Эрвин поднялся и поклонился:
— Благодарю за честь, господин фельдмаршал!
— Пока вы будете летать на «Мессершмиттах-110». А в будущем получите новые перехватчики Ме-210 или Ме-410 с ускорителями, радиоприцелами и ракетными пушками. А пока желаю боевых успехов на старом, добром Ме-110!
— Хайль Гитлер! — в один голос воскликнули приятели и, четко повернувшись, строевым шагом направились к выходу из кабинета.
У самых дверей Мильх остановил их.
— Чуть не забыл сказать вам еще одну приятную новость: как только состоится приказ о вашем новом назначении, вы будете представлены к очередным званиям.
В приемной Карла снова как будто подменили:
— Готтфрид, — сказал он, хлопнув по плечу адъютанта, — попрошу вас не задерживать наши дела на представление очередных званий. Мне надоело тянуться вот перед этими, — он кивнул в сторону офицеров, сидящих в приемной Мильха. — До скорой встречи на Шарлоттенбургерштрассе.

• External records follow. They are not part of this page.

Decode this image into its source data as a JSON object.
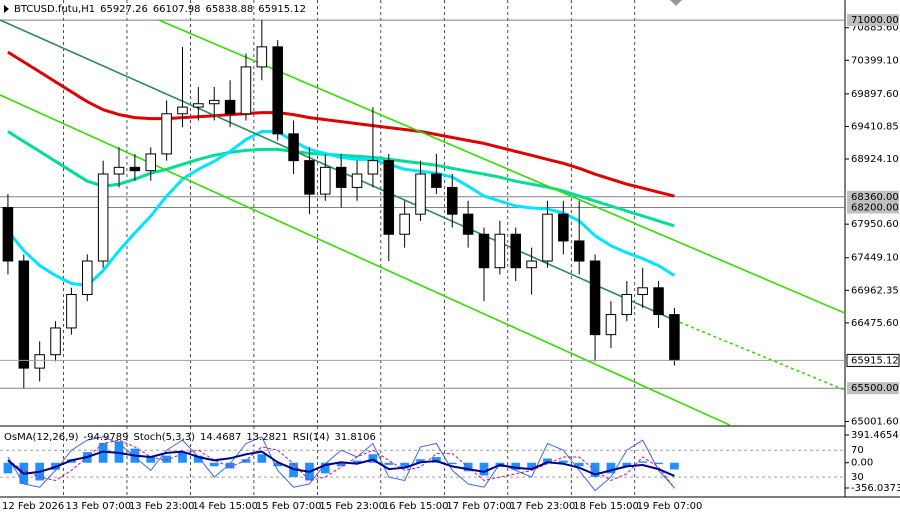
{
  "chart_data": [
    {
      "type": "candlestick",
      "symbol": "BTCUSD.futu,H1",
      "last_bar": {
        "open": 65927.26,
        "high": 66107.98,
        "low": 65838.88,
        "close": 65915.12
      },
      "x": [
        2,
        6,
        10,
        14,
        18,
        22,
        26,
        30,
        34,
        38,
        42,
        46,
        50,
        54,
        58,
        62,
        66,
        70,
        74,
        78,
        82,
        86,
        90,
        94,
        98,
        102,
        106,
        110,
        114,
        118,
        122,
        126,
        130,
        134,
        138,
        142,
        146,
        150,
        154,
        158,
        162,
        166,
        170
      ],
      "open": [
        68200,
        67400,
        65800,
        66000,
        66400,
        66900,
        67400,
        68700,
        68800,
        68750,
        69000,
        69600,
        69700,
        69750,
        69800,
        69600,
        70300,
        70600,
        69300,
        68900,
        68400,
        68800,
        68500,
        68700,
        68900,
        67800,
        68100,
        68700,
        68500,
        68100,
        67800,
        67300,
        67800,
        67300,
        67400,
        68100,
        67700,
        67400,
        66300,
        66600,
        66900,
        67000,
        66600
      ],
      "high": [
        68400,
        67500,
        66200,
        66500,
        67000,
        67500,
        68900,
        69100,
        69000,
        69100,
        69800,
        70600,
        70000,
        70000,
        70100,
        70500,
        71000,
        70700,
        69500,
        69100,
        69000,
        69000,
        68900,
        69700,
        69000,
        68300,
        68900,
        69000,
        68700,
        68300,
        67900,
        68000,
        67900,
        67600,
        68300,
        68300,
        68300,
        67500,
        66800,
        67100,
        67300,
        67100,
        66700
      ],
      "low": [
        67200,
        65500,
        65600,
        65900,
        66300,
        66800,
        67300,
        68500,
        68600,
        68600,
        68900,
        69400,
        69500,
        69500,
        69400,
        69500,
        70100,
        69200,
        68700,
        68100,
        68300,
        68200,
        68300,
        68500,
        67400,
        67600,
        68000,
        68400,
        67900,
        67600,
        66800,
        67200,
        67100,
        66900,
        67300,
        67500,
        67200,
        65900,
        66100,
        66500,
        66700,
        66400,
        65838.88
      ],
      "close": [
        67400,
        65800,
        66000,
        66400,
        66900,
        67400,
        68700,
        68800,
        68750,
        69000,
        69600,
        69700,
        69750,
        69800,
        69600,
        70300,
        70600,
        69300,
        68900,
        68400,
        68800,
        68500,
        68700,
        68900,
        67800,
        68100,
        68700,
        68500,
        68100,
        67800,
        67300,
        67800,
        67300,
        67400,
        68100,
        67700,
        67400,
        66300,
        66600,
        66900,
        67000,
        66600,
        65915.12
      ],
      "bull_color": "#ffffff",
      "bear_color": "#000000",
      "wick_color": "#000000",
      "series": [
        {
          "color": "#e00000",
          "values": [
            70522,
            70374,
            70225,
            70077,
            69928,
            69780,
            69661,
            69587,
            69543,
            69528,
            69528,
            69543,
            69557,
            69572,
            69587,
            69602,
            69617,
            69617,
            69587,
            69543,
            69513,
            69483,
            69453,
            69424,
            69394,
            69365,
            69335,
            69290,
            69246,
            69201,
            69157,
            69097,
            69038,
            68979,
            68919,
            68860,
            68786,
            68697,
            68622,
            68548,
            68489,
            68429,
            68370
          ]
        },
        {
          "color": "#00dd99",
          "values": [
            69335,
            69186,
            69038,
            68890,
            68741,
            68593,
            68519,
            68548,
            68622,
            68712,
            68771,
            68845,
            68919,
            68979,
            69023,
            69053,
            69068,
            69068,
            69038,
            69008,
            68993,
            68979,
            68964,
            68949,
            68919,
            68890,
            68860,
            68830,
            68786,
            68741,
            68697,
            68652,
            68593,
            68548,
            68504,
            68444,
            68370,
            68296,
            68222,
            68148,
            68073,
            67999,
            67925
          ]
        },
        {
          "color": "#00e5ff",
          "values": [
            67851,
            67554,
            67331,
            67183,
            67064,
            67035,
            67257,
            67554,
            67821,
            68073,
            68370,
            68622,
            68771,
            68890,
            69038,
            69216,
            69335,
            69335,
            69186,
            69068,
            69008,
            68949,
            68919,
            68919,
            68845,
            68771,
            68741,
            68712,
            68652,
            68519,
            68370,
            68296,
            68222,
            68192,
            68177,
            68118,
            67999,
            67777,
            67629,
            67525,
            67436,
            67331,
            67183
          ]
        }
      ],
      "trendlines": [
        {
          "x": [
            40,
            213
          ],
          "values": [
            71001,
            66621
          ],
          "color": "#33dd00"
        },
        {
          "x": [
            0,
            184
          ],
          "values": [
            69880,
            64947
          ],
          "color": "#33dd00"
        },
        {
          "x": [
            0,
            170
          ],
          "values": [
            71001,
            66517
          ],
          "color": "#2e8b57"
        },
        {
          "x": [
            170,
            213
          ],
          "values": [
            66517,
            65470
          ],
          "color": "#33dd00",
          "dash": true
        }
      ],
      "levels": [
        {
          "value": 71000,
          "label": "71000.00"
        },
        {
          "value": 68360,
          "label": "68360.00"
        },
        {
          "value": 68200,
          "label": "68200.00"
        },
        {
          "value": 65500,
          "label": "65500.00"
        }
      ],
      "xlim": [
        0,
        213
      ],
      "ylim": [
        64950,
        71300
      ],
      "xticks": [
        {
          "value": 0,
          "label": "12 Feb 2026"
        },
        {
          "value": 16,
          "label": "13 Feb 07:00"
        },
        {
          "value": 32,
          "label": "13 Feb 23:00"
        },
        {
          "value": 48,
          "label": "14 Feb 15:00"
        },
        {
          "value": 64,
          "label": "15 Feb 07:00"
        },
        {
          "value": 80,
          "label": "15 Feb 23:00"
        },
        {
          "value": 96,
          "label": "16 Feb 15:00"
        },
        {
          "value": 112,
          "label": "17 Feb 07:00"
        },
        {
          "value": 128,
          "label": "17 Feb 23:00"
        },
        {
          "value": 144,
          "label": "18 Feb 15:00"
        },
        {
          "value": 160,
          "label": "19 Feb 07:00"
        }
      ],
      "yticks": [
        {
          "value": 65001.6,
          "label": "65001.60"
        },
        {
          "value": 66475.6,
          "label": "66475.60"
        },
        {
          "value": 66962.35,
          "label": "66962.35"
        },
        {
          "value": 67449.1,
          "label": "67449.10"
        },
        {
          "value": 67950.6,
          "label": "67950.60"
        },
        {
          "value": 68924.1,
          "label": "68924.10"
        },
        {
          "value": 69410.85,
          "label": "69410.85"
        },
        {
          "value": 69897.6,
          "label": "69897.60"
        },
        {
          "value": 70399.1,
          "label": "70399.10"
        },
        {
          "value": 70885.6,
          "label": "70885.60"
        }
      ]
    },
    {
      "type": "oscillator",
      "x": [
        2,
        6,
        10,
        14,
        18,
        22,
        26,
        30,
        34,
        38,
        42,
        46,
        50,
        54,
        58,
        62,
        66,
        70,
        74,
        78,
        82,
        86,
        90,
        94,
        98,
        102,
        106,
        110,
        114,
        118,
        122,
        126,
        130,
        134,
        138,
        142,
        146,
        150,
        154,
        158,
        162,
        166,
        170
      ],
      "series": [
        {
          "name": "OsMA(12,26,9)",
          "style": "histogram",
          "color": "#1e90ff",
          "values": [
            -150,
            -300,
            -250,
            -100,
            50,
            150,
            280,
            300,
            200,
            80,
            100,
            150,
            100,
            -50,
            -80,
            50,
            120,
            -50,
            -200,
            -250,
            -150,
            -50,
            30,
            120,
            -30,
            -80,
            50,
            80,
            -20,
            -120,
            -180,
            -60,
            -100,
            -80,
            60,
            30,
            -50,
            -200,
            -150,
            -50,
            20,
            -20,
            -94.9789
          ]
        },
        {
          "name": "Stoch(5,3,3)",
          "color": "#4169e1",
          "axis": "y2",
          "values": [
            60,
            20,
            15,
            40,
            70,
            85,
            90,
            80,
            60,
            40,
            70,
            85,
            60,
            30,
            50,
            80,
            90,
            40,
            15,
            20,
            50,
            70,
            60,
            80,
            30,
            25,
            75,
            80,
            40,
            20,
            15,
            50,
            40,
            30,
            80,
            70,
            40,
            10,
            30,
            70,
            85,
            40,
            14.4687
          ]
        },
        {
          "color": "#c71585",
          "axis": "y2",
          "dash": true,
          "values": [
            55,
            40,
            30,
            25,
            40,
            60,
            80,
            85,
            75,
            60,
            55,
            65,
            70,
            55,
            45,
            55,
            75,
            70,
            50,
            25,
            30,
            45,
            60,
            70,
            55,
            40,
            45,
            65,
            65,
            45,
            25,
            30,
            35,
            40,
            50,
            60,
            60,
            40,
            25,
            35,
            60,
            45,
            13.2821
          ]
        },
        {
          "name": "RSI(14)",
          "color": "#00008b",
          "axis": "y2",
          "width": 2,
          "values": [
            55,
            35,
            38,
            45,
            55,
            60,
            68,
            66,
            62,
            60,
            66,
            68,
            60,
            55,
            58,
            64,
            68,
            52,
            42,
            38,
            48,
            52,
            50,
            56,
            42,
            44,
            52,
            54,
            46,
            42,
            38,
            48,
            44,
            42,
            52,
            50,
            44,
            34,
            40,
            46,
            48,
            42,
            31.8106
          ]
        }
      ],
      "xlim": [
        0,
        213
      ],
      "ylim": [
        -469,
        490
      ],
      "yticks": [
        391.4654,
        {
          "value": 0,
          "label": "0.00"
        },
        -356.0373
      ],
      "y2lim": [
        2,
        103
      ],
      "y2ticks": [
        70,
        30
      ]
    }
  ]
}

— Нахалы… — прошипел им вслед, как рассерженный гусь, тот подполковник, которого Карл задел дверью.
— Кто этот выскочка? — спросил в приемной чей-то раздраженный голос.
— Это не выскочка, а барон фон Риттен, — любезно пояснил ему Готтфрид, — один из лучших асов Восточного фронта.
В приемной сделалось тихо. Восточный фронт внушал почтение даже в Главном штабе люфтваффе.
4
Служба в ПВО давала иногда возможность Карлу фон Риттену побывать в Берлине…
Утром воскресного дня он проснулся в спальне своего дома и, вспомнив, что у него впереди целый день, свободный от службы и полетов, настроился на благодушный лад.
Чтобы не портить настроения дурными известиями с Восточного фронта, он не притронулся к свежим газетам, которые ему в постель принес старый Фриц.
С той же целью он выключил в гостиной комнате «Телефункен», из которого приглушенно доносились аккорды музыки Вагнера. Не то чтобы ему не нравилась музыка, просто он ожидал, что в любую минуту она может прерваться речью доктора Геббельса или какого-нибудь военного радио-обозревателя.